I’d like to think that this isn’t something that occurs often, but you never know. So try this one at your own risk.
Beef Tongue and Oysters ($18, No.)
Few things I felt were wrong with this dish. First of all, the beef tongue which is an expensive part of the cow was under-seasoned. Beef tongue when cooked correctly has a deep and rich beefy flavour but it does need to be cooked with some salt and pepper at the least. The ones at R&D were a bit bland even with the green Sichuan sauce. The oysters thrown into this dish also weren’t the freshest which didn’t work out for me at all. Most importantly, I don’t quite understand how any of the ingredients in this dish are supposed to come together; you have large slices of beef tongue, chilis, Sichuan green sauce, and raw oysters. The ingredients individually didn’t shine, and it definitely didn’t when put together in a bowl.
Eric’s Curry ($20, Okay)
This was an alright dish.

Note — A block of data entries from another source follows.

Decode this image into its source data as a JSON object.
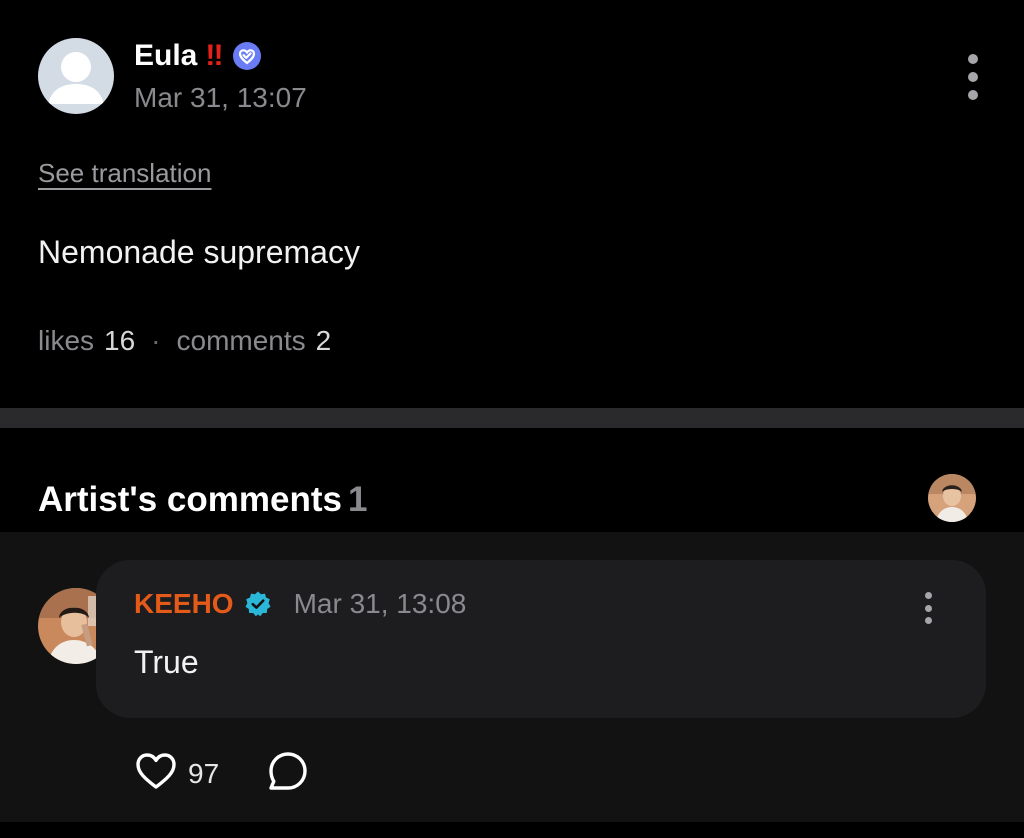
{
  "post": {
    "author": "Eula",
    "author_emphasis": "‼",
    "time": "Mar 31, 13:07",
    "see_translation": "See translation",
    "body": "Nemonade supremacy",
    "likes_label": "likes",
    "likes_count": "16",
    "separator": "·",
    "comments_label": "comments",
    "comments_count": "2",
    "colors": {
      "background": "#000000",
      "verified_badge": "#6a7cf5",
      "emphasis": "#e3231b"
    }
  },
  "artist_comments": {
    "title": "Artist's comments",
    "count": "1"
  },
  "comment": {
    "author": "KEEHO",
    "time": "Mar 31, 13:08",
    "text": "True",
    "like_count": "97",
    "colors": {
      "author": "#e35a19",
      "verified_badge": "#2bb8d8",
      "bubble": "#1d1d1f",
      "section": "#121212"
    }
  },
  "icons": {
    "post_avatar": "default-user-icon",
    "post_verified": "verified-heart-badge-icon",
    "post_more": "more-vertical-icon",
    "comment_verified": "verified-check-badge-icon",
    "comment_more": "more-vertical-icon",
    "like": "heart-outline-icon",
    "reply": "chat-bubble-icon"
  }
}
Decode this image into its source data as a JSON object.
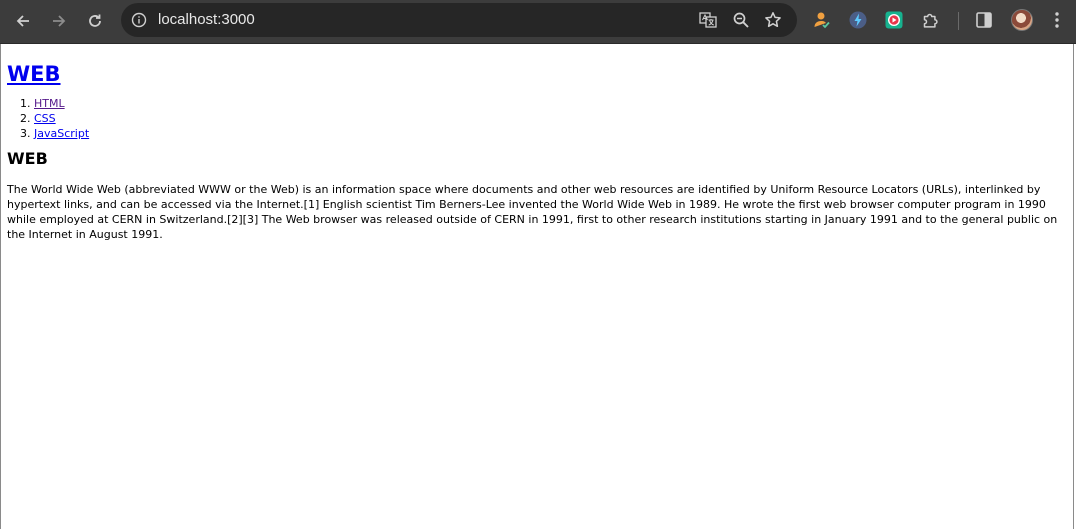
{
  "browser": {
    "url": "localhost:3000",
    "icons": {
      "back": "arrow-left-icon",
      "forward": "arrow-right-icon",
      "reload": "reload-icon",
      "info": "info-icon",
      "translate": "translate-icon",
      "zoom": "zoom-icon",
      "bookmark": "star-icon",
      "extensions": "puzzle-icon",
      "side_panel": "side-panel-icon",
      "menu": "kebab-menu-icon"
    },
    "colors": {
      "toolbar": "#3c3c3c",
      "omnibox": "#262626",
      "url_text": "#e8e8e8"
    }
  },
  "page": {
    "title": "WEB",
    "nav": [
      "HTML",
      "CSS",
      "JavaScript"
    ],
    "section_title": "WEB",
    "body": "The World Wide Web (abbreviated WWW or the Web) is an information space where documents and other web resources are identified by Uniform Resource Locators (URLs), interlinked by hypertext links, and can be accessed via the Internet.[1] English scientist Tim Berners-Lee invented the World Wide Web in 1989. He wrote the first web browser computer program in 1990 while employed at CERN in Switzerland.[2][3] The Web browser was released outside of CERN in 1991, first to other research institutions starting in January 1991 and to the general public on the Internet in August 1991.",
    "link_color": "#0000ee",
    "visited_link_color": "#551a8b"
  }
}
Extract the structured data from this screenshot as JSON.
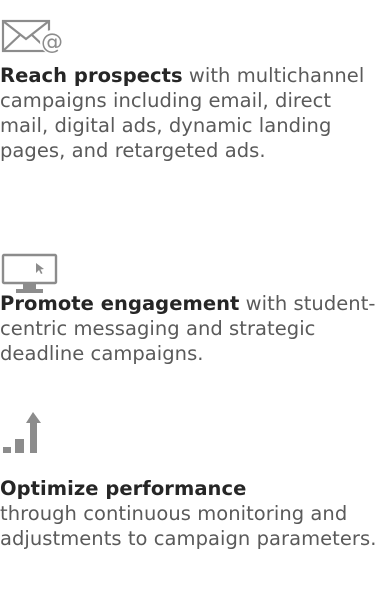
{
  "features": [
    {
      "icon": "email-at-icon",
      "lead": "Reach prospects",
      "text": "multichannel campaigns including email, direct mail, digital ads, dynamic landing pages, and retargeted ads.",
      "connector": "with"
    },
    {
      "icon": "monitor-cursor-icon",
      "lead": "Promote engagement",
      "text": "student-centric messaging and strategic deadline campaigns.",
      "connector": "with"
    },
    {
      "icon": "growth-bars-icon",
      "lead": "Optimize performance",
      "text": "through continuous monitoring and adjustments to campaign parameters.",
      "connector": ""
    }
  ],
  "colors": {
    "text": "#5a5a5a",
    "lead": "#262626",
    "icon": "#8c8c8c"
  }
}
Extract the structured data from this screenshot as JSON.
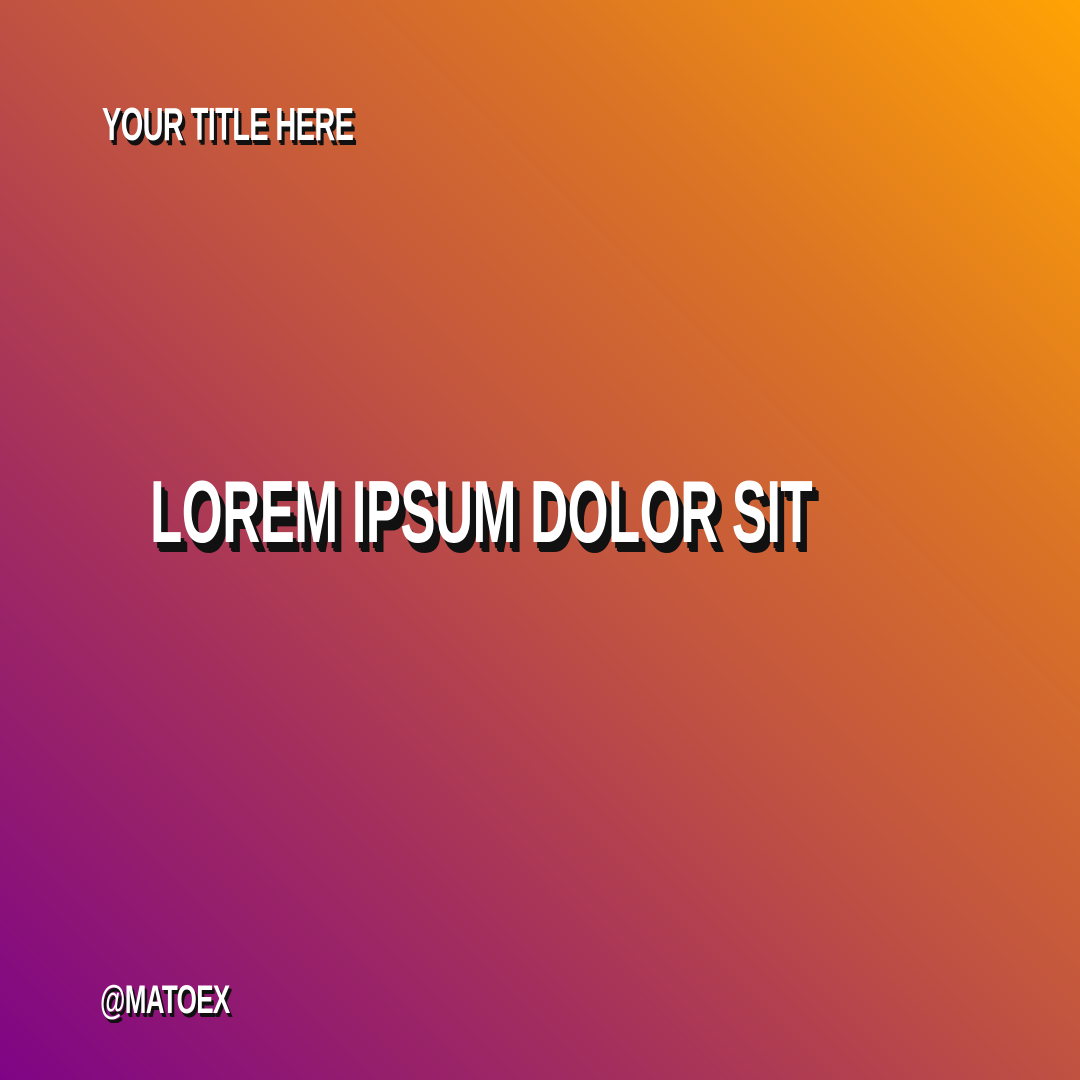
{
  "post": {
    "title": "YOUR TITLE HERE",
    "headline": "LOREM IPSUM DOLOR SIT",
    "handle": "@MATOEX"
  },
  "colors": {
    "gradient_start": "#7e0486",
    "gradient_mid": "#c2553f",
    "gradient_end": "#ffa304",
    "text": "#ffffff",
    "shadow": "#111111"
  }
}
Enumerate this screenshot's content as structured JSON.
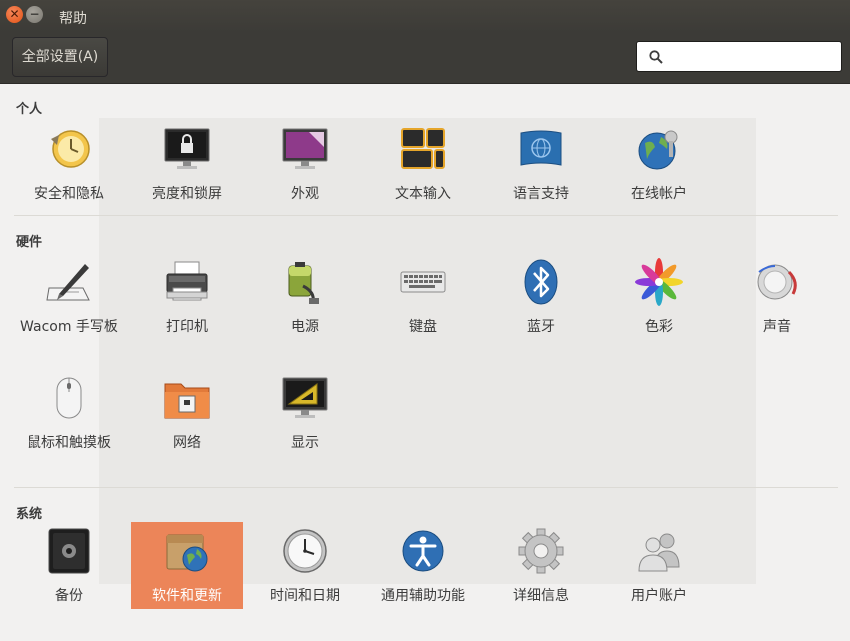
{
  "window": {
    "title": "帮助",
    "close_symbol": "✕",
    "minimize_symbol": "−"
  },
  "toolbar": {
    "all_settings_label": "全部设置(A)",
    "search": {
      "value": "",
      "placeholder": ""
    }
  },
  "sections": {
    "personal": {
      "title": "个人",
      "items": [
        {
          "label": "安全和隐私",
          "icon": "security-privacy-icon"
        },
        {
          "label": "亮度和锁屏",
          "icon": "brightness-lock-icon"
        },
        {
          "label": "外观",
          "icon": "appearance-icon"
        },
        {
          "label": "文本输入",
          "icon": "text-entry-icon"
        },
        {
          "label": "语言支持",
          "icon": "language-support-icon"
        },
        {
          "label": "在线帐户",
          "icon": "online-accounts-icon"
        }
      ]
    },
    "hardware": {
      "title": "硬件",
      "items": [
        {
          "label": "Wacom 手写板",
          "icon": "wacom-tablet-icon"
        },
        {
          "label": "打印机",
          "icon": "printer-icon"
        },
        {
          "label": "电源",
          "icon": "power-icon"
        },
        {
          "label": "键盘",
          "icon": "keyboard-icon"
        },
        {
          "label": "蓝牙",
          "icon": "bluetooth-icon"
        },
        {
          "label": "色彩",
          "icon": "color-icon"
        },
        {
          "label": "声音",
          "icon": "sound-icon"
        },
        {
          "label": "鼠标和触摸板",
          "icon": "mouse-touchpad-icon"
        },
        {
          "label": "网络",
          "icon": "network-icon"
        },
        {
          "label": "显示",
          "icon": "displays-icon"
        }
      ]
    },
    "system": {
      "title": "系统",
      "items": [
        {
          "label": "备份",
          "icon": "backup-icon"
        },
        {
          "label": "软件和更新",
          "icon": "software-updates-icon",
          "selected": true
        },
        {
          "label": "时间和日期",
          "icon": "time-date-icon"
        },
        {
          "label": "通用辅助功能",
          "icon": "universal-access-icon"
        },
        {
          "label": "详细信息",
          "icon": "details-icon"
        },
        {
          "label": "用户账户",
          "icon": "user-accounts-icon"
        }
      ]
    }
  },
  "colors": {
    "titlebar": "#3c3b37",
    "background": "#f2f1f0",
    "selection": "#ec8559"
  }
}
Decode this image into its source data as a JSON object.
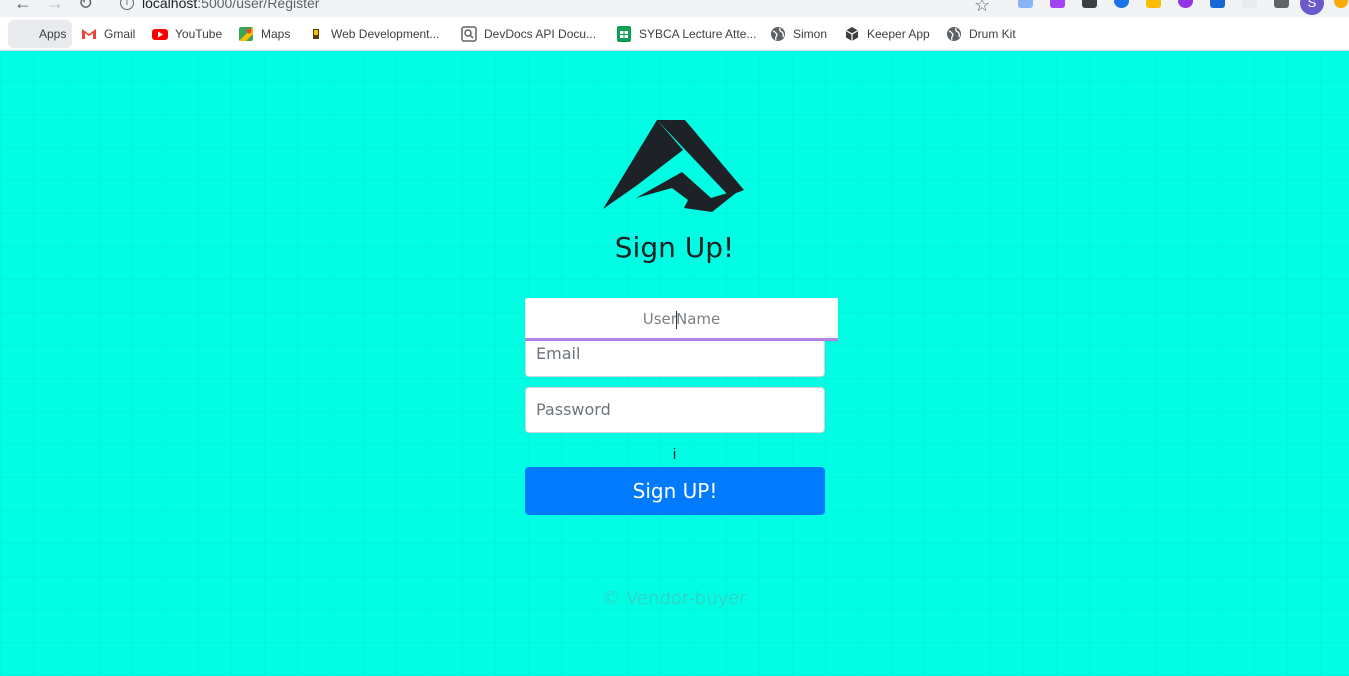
{
  "browser": {
    "url_host": "localhost",
    "url_rest": ":5000/user/Register",
    "profile_initial": "S"
  },
  "bookmarks": {
    "apps": "Apps",
    "items": [
      {
        "label": "Gmail",
        "icon": "gmail-icon"
      },
      {
        "label": "YouTube",
        "icon": "youtube-icon"
      },
      {
        "label": "Maps",
        "icon": "maps-icon"
      },
      {
        "label": "Web Development...",
        "icon": "bookmark-icon"
      },
      {
        "label": "DevDocs API Docu...",
        "icon": "devdocs-icon"
      },
      {
        "label": "SYBCA Lecture Atte...",
        "icon": "sheets-icon"
      },
      {
        "label": "Simon",
        "icon": "globe-icon"
      },
      {
        "label": "Keeper App",
        "icon": "cube-icon"
      },
      {
        "label": "Drum Kit",
        "icon": "globe-icon"
      }
    ]
  },
  "page": {
    "title": "Sign Up!",
    "username_placeholder_a": "User",
    "username_placeholder_b": "Name",
    "email_placeholder": "Email",
    "password_placeholder": "Password",
    "stray_text": "i",
    "submit_label": "Sign UP!",
    "footer": "© Vendor-buyer"
  },
  "colors": {
    "background": "#00fde4",
    "button": "#007bff",
    "username_underline": "#b185e6"
  }
}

The flavour is rather surface level in that it doesn’t taste like it has been cooking for hours to develop a strong beefy base to the curry. The flavours were balanced and it went very well with the wild rice that they recommend you order.
Salmon Belly ($18, Okay)
Now this is an underwhelming dish. Looks like something from Pinterest of what to make for a quick Wednesday evening dinner. Three strips of salmon belly which are pan-fried and served on top of wild rice and bok choy. It was good, just a bit underwhelming in uniqueness.
I was a bit cheesed with the fact that the bok choy was tough. I mean R&D, you are literally right next to a Chinese supermarket which has fresh produce every day. Get on it.
Sweetbreads ($18, a little salty but okay)
The seaweed in this dish makes it a bit salty, but it would go well with some rice if you make another order. The sweetbreads would be great if they weren’t cut up into such small pieces. The pieces of sweetbreads were so masked with the batter and sauce that they ended up singing backup vocals to the oyster sauce’s soprano. Sad.
I was going to go for dessert as well, but with how dinner was panning out, I didn’t want to order anything else.
It looks to me that Eric and Alvin still have some work to do to refine the menu items a bit and give the diners something to crave for. With something like the polenta fries, they definitely are on to something here and I want to see more execution on Chinese fusion like that. I’d be interested to see how the development of the restaurant goes in the next few months and see if they start incorporating seasonality into their fusion cuisine as well.
Until we dine again,
-The Piquey Eater
P.S. They get brownie points for having a good taste in Fonts for logo use.